Jika kasula adalah busana yang dikenakan oleh selebran dalam Misa, pluviale adalah busana yang dapat dikenakan oleh selebran dalam perayaan sakramen selain Misa. Apa saja itu? Mari kita bahas satu persatu. Sakramen Imamat atau Tahbisan Suci selalu diberikan dalam Misa. Demikian juga dengan Sakramen Penguatan di Indonesia pada umumnya. Maka (para) selebrannya pastilah mengenakan kasula. Sakramen Tobat dan Pengurapan Orang Sakit biasanya diberikan secara sederhana, oleh karena itu pengenaan pluviale tidaklah lazim. Yang tersisa lalu adalah Sakramen Baptis dan Perkawinan. Kedua sakramen ini, apabila diberikan di luar Misa, dalam sebuah upacara meriah, selebrannya dapat (dan baiknya) mengenakan pluviale. (Bdk. Ordo Baptismi Parvulorum 35, 74, 107; Ordo Matrimonium 80 dan Tata Perayaan Perkawinan 142)


Paus Franciscus mengenakan Pluviale
(Foto: Corbis Images)


Berikutnya, dengan terbukanya bagian depan pluviale jika dibandingkan dengan kasula, busana ini lalu menjadi lebih mudah digunakan untuk berjalan. Bisa jadi itu adalah salah satu sebabnya pluviale menjadi busana liturgi yang disyaratkan atau disarankan untuk dipakai dalam berbagai prosesi. Contoh yang sudah jamak ditemui di Indonesia adalah Prosesi Minggu Palma, dengan pluviale warna merah (Bdk. Rubrik Misale Romawi untuk Perayaan Minggu Palma dan Caeremoniale Episcoporum 265). Selain itu, ada juga berbagai prosesi yang mungkin belum banyak diperkenalkan secara luas di Indonesia, misalnya: Prosesi-Prosesi dalam Masa Prapaskah (Bdk. Rubrik Misale Romawi untuk Masa Prapaskah dan CE 260-261), dengan pluviale warna ungu; Prosesi Sakramen Mahakudus pada Hari Raya Tubuh dan Darah Kristus, dengan pluviale warna putih/emas (Bdk. CE 386-390). Untuk Prosesi Sakramen Mahakudus ini, secara khusus malahan diminta agar imam-imam yang tidak berkonselebrasi (dalam Misa Kudus sebelum prosesi) mengikuti prosesi ini dengan mengenakan jubah, superpli dan pluviale (Bdk. CE 390).

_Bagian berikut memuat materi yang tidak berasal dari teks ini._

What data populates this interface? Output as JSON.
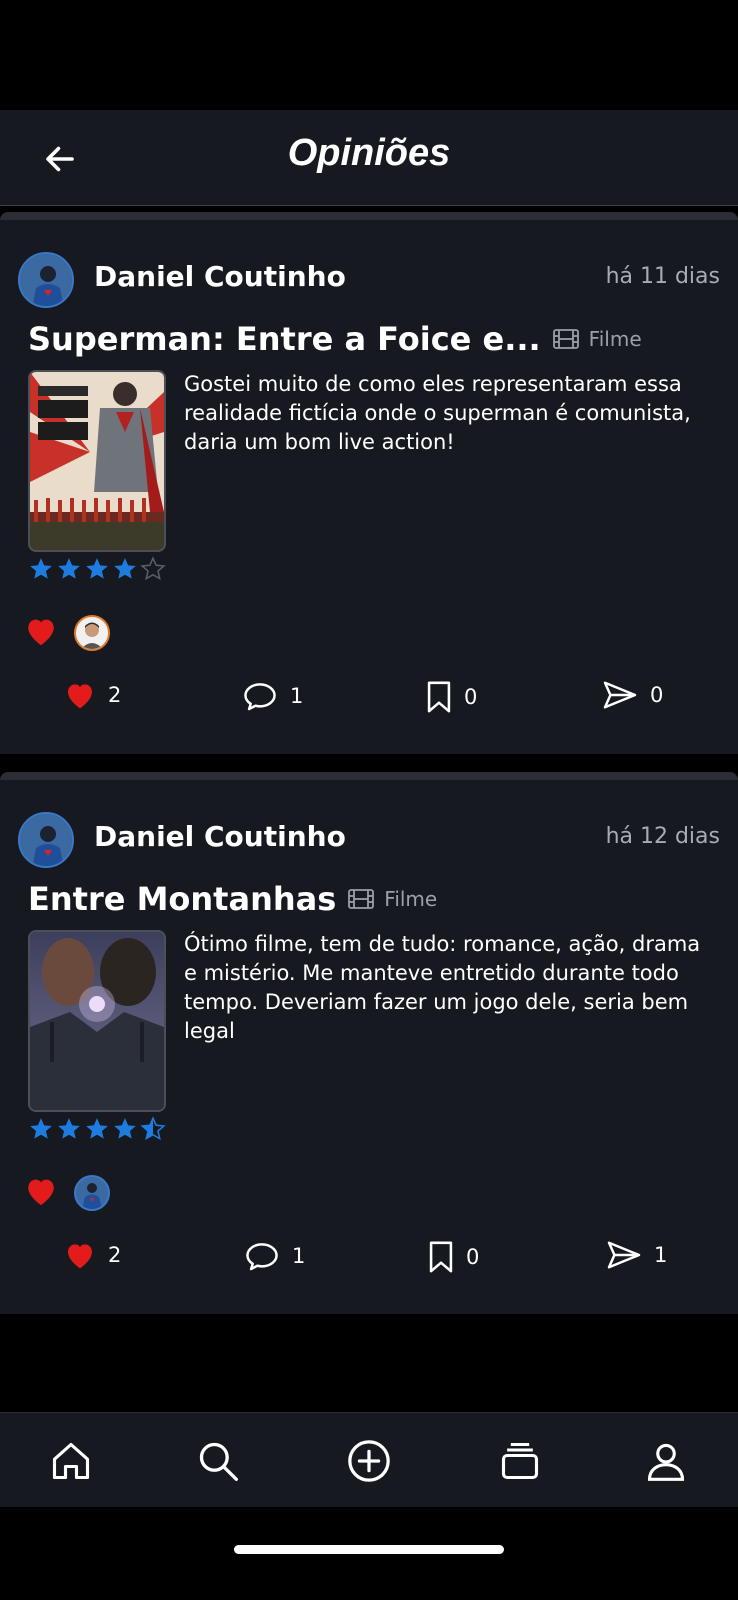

Dalam berbagai kesempatan, telah berulang kali saya sampaikan agar misdinar, atau diakon, atau imam konselebran tidak memegangi kasula selebran utama saat ia melakukan pendupaan. Di Vatikan hal ini tidak pernah dilakukan. Pun tidak ada aturan ataupun tradisi dalam Gereja Katolik universal yang meminta demikian. Seringkali ini tidak membantu, malahan menyulitkan sang selebran utama. Lain ceritanya dengan pluviale. Untuk pluviale, memang ada tradisi atau kebiasaan untuk memegangi kedua ujung bagian bawah pluviale saat selebran utama yang mengenakannya berjalan dalam prosesi atau saat ia melakukan pendupaan. Silakan periksa ketiga gambar di bawah ini dan cermati.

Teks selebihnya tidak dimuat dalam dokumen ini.